F = Faiz Giderleri BT = Yıllık Borç Anapara Taksitleri

V = Vergi Oranı

Sektör Ortalamaları: İşletmelerin sermaye yapılarının, diğer bir ifade ile borç özkaynak kompozisyonlarının sağlıklı olup olmadığını anlayabilmek için sektör ortalamalarına bakmak gerekmektedir. Yoğun rekabetin hüküm sürdüğü sektörlerde ortalamanın altında yer alan işletmelerin finansal performansları ile ilgili sorunlar ortaya çıkarabilmektedir. Sektörde söz konusu olabilecek ekonomik darboğazlarda, düşük sermayeye sahip veya yüksek faiz yükü ile karşı karşıya olan işletmelerin başarısız olma olasılıkları biraz daha fazla olduğundan, bankalar ve finansman şirketleri kredi verirken bu hususları dikkate alırlar.

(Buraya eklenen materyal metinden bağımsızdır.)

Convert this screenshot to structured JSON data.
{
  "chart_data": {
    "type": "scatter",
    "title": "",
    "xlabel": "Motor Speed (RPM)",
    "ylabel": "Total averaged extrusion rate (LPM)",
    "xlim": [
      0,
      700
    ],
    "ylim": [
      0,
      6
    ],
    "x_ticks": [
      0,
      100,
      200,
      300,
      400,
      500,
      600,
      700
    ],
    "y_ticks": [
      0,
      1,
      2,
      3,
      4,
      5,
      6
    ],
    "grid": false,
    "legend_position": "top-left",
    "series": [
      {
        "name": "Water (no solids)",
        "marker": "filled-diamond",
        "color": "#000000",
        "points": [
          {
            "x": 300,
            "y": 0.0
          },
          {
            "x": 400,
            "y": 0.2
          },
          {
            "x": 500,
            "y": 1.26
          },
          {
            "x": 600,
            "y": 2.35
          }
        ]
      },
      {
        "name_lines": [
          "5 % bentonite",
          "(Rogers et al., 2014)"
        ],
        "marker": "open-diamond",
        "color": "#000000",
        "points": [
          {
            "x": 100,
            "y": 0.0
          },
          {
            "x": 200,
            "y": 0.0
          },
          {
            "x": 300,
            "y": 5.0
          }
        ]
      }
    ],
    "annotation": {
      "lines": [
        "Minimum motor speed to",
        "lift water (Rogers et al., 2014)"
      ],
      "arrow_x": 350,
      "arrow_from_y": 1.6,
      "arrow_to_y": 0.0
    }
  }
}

Yatırım Uzmanlarının Görüşleri: Özellikle borsaya kote olan veya halka açık bir şirket olarak Sermaye Piyasası Kurulu kapsamında yer alan şirketlerle ilgili olarak borsa aracı kurumları ile banka uzmanları zaman zaman çeşitli raporlar hazırlamaktadırlar. Bu tip raporlar işletme hakkında bilgi sahibi olarak yatırım yapmak isteyenlere yardımcı olmaktadır.

Kredi Derecelendirme Kuruluşlarının Raporları: İşletmelerin ihraç ettikleri borçlanmaya yönelik menkul kıymetler derecelendirme kuruluşları tarafından derecelendirilmektedir. Bu kuruluşlar işletmeleri ve hisse  senetlerini derecelendirmezler. Derecelendirme kuruluşlarının verdikleri notlar borçlanma piyasalarında oldukça önemlidir. En yüksek not AAA derecesidir. Tahvilin derecesi düştükçe ihraç eden kuruluşun ödenmesi gereken faiz oranı artmaktadır.

İşletmelerin Kredi Skorları: Derecelendirme kurumları, şirketlerin ihraç ettikleri borçlanma araçları için derecelendirme yaparken, bankalar ve finans kuruluşları risk modelleri kurarak özellikle küçük ve orta ölçekli işletmelere yönelik kredi skorlaması yapmaktadır. Bu uygulama bankaların risk yönetim ile ilgili kuralları koyan Basel Komitesinin kararlarına uygun olarak görülmektedir. Uygulamada düşük skorlu işletmeler daha yüksek faiz ile borçlanma durumunda olmaktadır. Bu kapsamda skorlama, şirket performansını denetleyen bir ölçüt olarak kabul edilmektedir.